As a UK resident you will also need to declare the income to HMRC. France has a “double taxation agreement" with the UK so in most cases you are unlikely to face being taxed twice on the same income.
The double taxation treaty grants partial relief against liability to tax in the UK. Where your UK tax liability is greater than the tax payable in France, the difference is paid in the UK. However, if the UK tax is less, there is no repayment of the French tax in the UK.
For example, if you have a property in France, there is a basic rate of 20% tax on the net rental (and other) income of non-residents, (although you may be able to benefit from a lower rate, depending on the level of your worldwide income). Someone who is a resident in the UK and a higher rate tax payer will pay tax at 20% in France and pay the balance up to 40% or 50% in the UK.
The tax rate is determined by the government of the country your property is located in, so you do need to check what the rate is. In some cases there is a sliding scale dependent on income, or you can opt for a fixed rate, irrespective of income in the tax year.
You are advised to seek specialist advice as many European governments have made recent changes or are considering making changes to the rates at which tax is due on rental income.
Use Capital Allowances to reduce income tax or corporation tax
As stated above, you have a legal obligation to declare and pay taxes on rental profits both in the country your property is in and in the UK. In some cases however, you may be due for a large tax rebate from HMRC, so there is a real incentive to declare the income.
By claiming capital allowances on the integral features of your property (that were either present in the property when you bought it or that have been added since) you can reduce a future tax liability and/or claim tax back from the last two tax years. This can be worth 10% or more of the purchase price as a cash saving for a 40% tax payer. As this is a specialist field most accountants will not be able to identify the allowances for you. You can contact a specialist such as Hedge Tax Mitigation for more information and a free illustration. Act quickly as the deadline to claim tax back from 2009/10 is 31st January 2012.
Selling the property
If you sell your property for more than you paid for it, you may be liable to pay Capital Gains Tax (CGT). The first £10,000 of profit is exempt from tax and there are other allowances or reliefs that can be claimed.
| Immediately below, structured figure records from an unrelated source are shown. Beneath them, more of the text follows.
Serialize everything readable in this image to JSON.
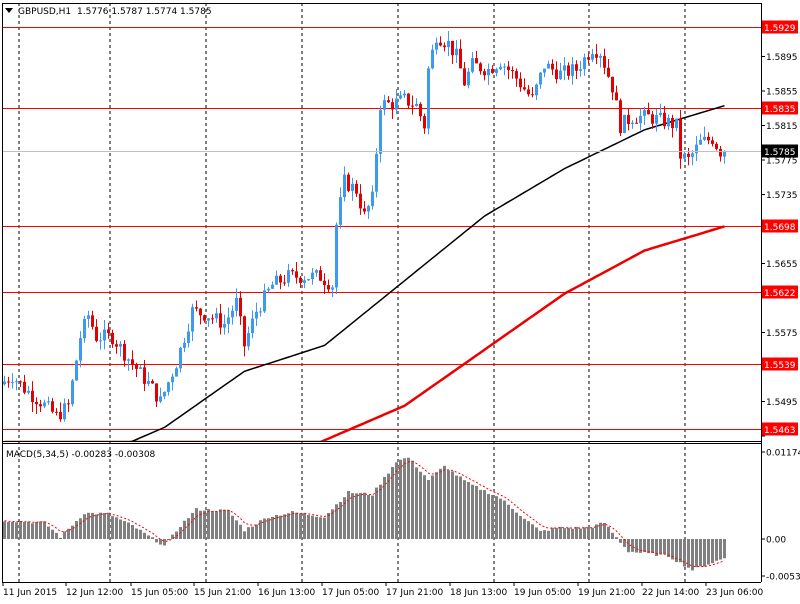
{
  "header": {
    "symbol": "GBPUSD,H1",
    "ohlc": "1.5776 1.5787 1.5774 1.5785"
  },
  "colors": {
    "bull": "#3c9af0",
    "bear": "#e30000",
    "level": "#ff0000",
    "ma_fast": "#000000",
    "ma_slow": "#ee0000",
    "macd_hist": "#808080",
    "macd_signal": "#ff0000"
  },
  "price_axis": {
    "min": 1.5455,
    "max": 1.5935,
    "ticks": [
      "1.5935",
      "1.5895",
      "1.5855",
      "1.5815",
      "1.5775",
      "1.5735",
      "1.5695",
      "1.5655",
      "1.5615",
      "1.5575",
      "1.5535",
      "1.5495",
      "1.5455"
    ]
  },
  "levels": [
    {
      "label": "1.5929",
      "value": 1.5929
    },
    {
      "label": "1.5835",
      "value": 1.5835
    },
    {
      "label": "1.5698",
      "value": 1.5698
    },
    {
      "label": "1.5622",
      "value": 1.5622
    },
    {
      "label": "1.5539",
      "value": 1.5539
    },
    {
      "label": "1.5463",
      "value": 1.5463
    }
  ],
  "current_price": {
    "label": "1.5785",
    "value": 1.5785
  },
  "macd": {
    "label": "MACD(5,34,5) -0.00283 -0.00308",
    "max": 0.01174,
    "min": -0.00539,
    "ticks": [
      "0.01174",
      "0.00",
      "-0.00539"
    ]
  },
  "time_axis": {
    "labels": [
      "11 Jun 2015",
      "12 Jun 12:00",
      "15 Jun 05:00",
      "15 Jun 21:00",
      "16 Jun 13:00",
      "17 Jun 05:00",
      "17 Jun 21:00",
      "18 Jun 13:00",
      "19 Jun 05:00",
      "19 Jun 21:00",
      "22 Jun 14:00",
      "23 Jun 06:00"
    ]
  },
  "chart_data": {
    "type": "candlestick",
    "symbol": "GBPUSD",
    "timeframe": "H1",
    "anchors": [
      {
        "bar": 0,
        "price": 1.5515
      },
      {
        "bar": 3,
        "price": 1.5525
      },
      {
        "bar": 6,
        "price": 1.551
      },
      {
        "bar": 10,
        "price": 1.5495
      },
      {
        "bar": 14,
        "price": 1.5478
      },
      {
        "bar": 17,
        "price": 1.549
      },
      {
        "bar": 20,
        "price": 1.557
      },
      {
        "bar": 22,
        "price": 1.5595
      },
      {
        "bar": 24,
        "price": 1.557
      },
      {
        "bar": 28,
        "price": 1.557
      },
      {
        "bar": 32,
        "price": 1.5545
      },
      {
        "bar": 38,
        "price": 1.551
      },
      {
        "bar": 40,
        "price": 1.5495
      },
      {
        "bar": 44,
        "price": 1.554
      },
      {
        "bar": 48,
        "price": 1.56
      },
      {
        "bar": 52,
        "price": 1.5595
      },
      {
        "bar": 56,
        "price": 1.5585
      },
      {
        "bar": 59,
        "price": 1.561
      },
      {
        "bar": 61,
        "price": 1.556
      },
      {
        "bar": 64,
        "price": 1.56
      },
      {
        "bar": 68,
        "price": 1.563
      },
      {
        "bar": 72,
        "price": 1.564
      },
      {
        "bar": 76,
        "price": 1.564
      },
      {
        "bar": 80,
        "price": 1.564
      },
      {
        "bar": 83,
        "price": 1.563
      },
      {
        "bar": 84,
        "price": 1.57
      },
      {
        "bar": 86,
        "price": 1.575
      },
      {
        "bar": 89,
        "price": 1.574
      },
      {
        "bar": 91,
        "price": 1.571
      },
      {
        "bar": 93,
        "price": 1.573
      },
      {
        "bar": 95,
        "price": 1.584
      },
      {
        "bar": 98,
        "price": 1.584
      },
      {
        "bar": 101,
        "price": 1.5845
      },
      {
        "bar": 104,
        "price": 1.5838
      },
      {
        "bar": 106,
        "price": 1.5815
      },
      {
        "bar": 107,
        "price": 1.588
      },
      {
        "bar": 109,
        "price": 1.592
      },
      {
        "bar": 112,
        "price": 1.591
      },
      {
        "bar": 114,
        "price": 1.5895
      },
      {
        "bar": 116,
        "price": 1.5865
      },
      {
        "bar": 118,
        "price": 1.5885
      },
      {
        "bar": 122,
        "price": 1.588
      },
      {
        "bar": 125,
        "price": 1.589
      },
      {
        "bar": 129,
        "price": 1.587
      },
      {
        "bar": 133,
        "price": 1.5845
      },
      {
        "bar": 136,
        "price": 1.5885
      },
      {
        "bar": 140,
        "price": 1.5875
      },
      {
        "bar": 144,
        "price": 1.588
      },
      {
        "bar": 148,
        "price": 1.5905
      },
      {
        "bar": 150,
        "price": 1.59
      },
      {
        "bar": 153,
        "price": 1.586
      },
      {
        "bar": 155,
        "price": 1.5815
      },
      {
        "bar": 158,
        "price": 1.5825
      },
      {
        "bar": 162,
        "price": 1.5825
      },
      {
        "bar": 166,
        "price": 1.582
      },
      {
        "bar": 169,
        "price": 1.5815
      },
      {
        "bar": 170,
        "price": 1.578
      },
      {
        "bar": 172,
        "price": 1.5775
      },
      {
        "bar": 175,
        "price": 1.5795
      },
      {
        "bar": 178,
        "price": 1.58
      },
      {
        "bar": 180,
        "price": 1.5785
      }
    ],
    "ma_fast": [
      {
        "bar": 0,
        "price": 1.5405
      },
      {
        "bar": 20,
        "price": 1.5425
      },
      {
        "bar": 40,
        "price": 1.5465
      },
      {
        "bar": 60,
        "price": 1.553
      },
      {
        "bar": 80,
        "price": 1.556
      },
      {
        "bar": 100,
        "price": 1.5635
      },
      {
        "bar": 120,
        "price": 1.571
      },
      {
        "bar": 140,
        "price": 1.5765
      },
      {
        "bar": 160,
        "price": 1.581
      },
      {
        "bar": 180,
        "price": 1.5838
      }
    ],
    "ma_slow": [
      {
        "bar": 0,
        "price": 1.53
      },
      {
        "bar": 40,
        "price": 1.535
      },
      {
        "bar": 60,
        "price": 1.54
      },
      {
        "bar": 80,
        "price": 1.545
      },
      {
        "bar": 100,
        "price": 1.549
      },
      {
        "bar": 120,
        "price": 1.5555
      },
      {
        "bar": 140,
        "price": 1.562
      },
      {
        "bar": 160,
        "price": 1.567
      },
      {
        "bar": 180,
        "price": 1.5698
      }
    ],
    "macd_hist": [
      {
        "bar": 0,
        "value": 0.0025
      },
      {
        "bar": 10,
        "value": 0.0022
      },
      {
        "bar": 14,
        "value": 0.0003
      },
      {
        "bar": 20,
        "value": 0.0035
      },
      {
        "bar": 26,
        "value": 0.0034
      },
      {
        "bar": 32,
        "value": 0.0018
      },
      {
        "bar": 40,
        "value": -0.001
      },
      {
        "bar": 44,
        "value": 0.0018
      },
      {
        "bar": 48,
        "value": 0.004
      },
      {
        "bar": 56,
        "value": 0.0038
      },
      {
        "bar": 60,
        "value": 0.0012
      },
      {
        "bar": 66,
        "value": 0.003
      },
      {
        "bar": 72,
        "value": 0.0036
      },
      {
        "bar": 80,
        "value": 0.003
      },
      {
        "bar": 86,
        "value": 0.0063
      },
      {
        "bar": 92,
        "value": 0.006
      },
      {
        "bar": 98,
        "value": 0.0105
      },
      {
        "bar": 101,
        "value": 0.011
      },
      {
        "bar": 106,
        "value": 0.008
      },
      {
        "bar": 110,
        "value": 0.0098
      },
      {
        "bar": 116,
        "value": 0.0075
      },
      {
        "bar": 124,
        "value": 0.0055
      },
      {
        "bar": 134,
        "value": 0.001
      },
      {
        "bar": 138,
        "value": 0.0015
      },
      {
        "bar": 146,
        "value": 0.0015
      },
      {
        "bar": 150,
        "value": 0.0022
      },
      {
        "bar": 156,
        "value": -0.0018
      },
      {
        "bar": 166,
        "value": -0.0025
      },
      {
        "bar": 172,
        "value": -0.0045
      },
      {
        "bar": 180,
        "value": -0.0028
      }
    ]
  }
}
If you go on to reinvest the profit in another holiday let that costs the same or more than the original property, within three years of selling, then you may be able to defer the CGT until you sell. This is known as Business Asset Roll Over Relief.
You may also benefit from Entrepreneurs Relief when you sell your holiday home, if it is classed as a business asset, and this will mean you pay the business rate of CGT, which is 10% rather than 18%.
You are advised to seek the advice of an accountant when you are considering selling as the legislation may have changed.
In some instances it is possible to use Capital Allowances to reduce CGT where you are selling your last holiday let; your accountant can advise on this. To find out how much you can claim in allowances contact a specialist, such as Hedge Tax Mitigation, who will work in conjunction with your accountant.
Don’t make the mistake of not declaring your property, as HMRC is using overseas land registries as well as holiday letting agents to find out who owns holiday lets. You will find a wealth of information on the website www.direct.gov.uk and your local accountant will also be able to advise you about your obligations to HMRC. For information on the tax due overseas there is a wealth of information available on the internet, but you are advised to seek the advice of a specialist.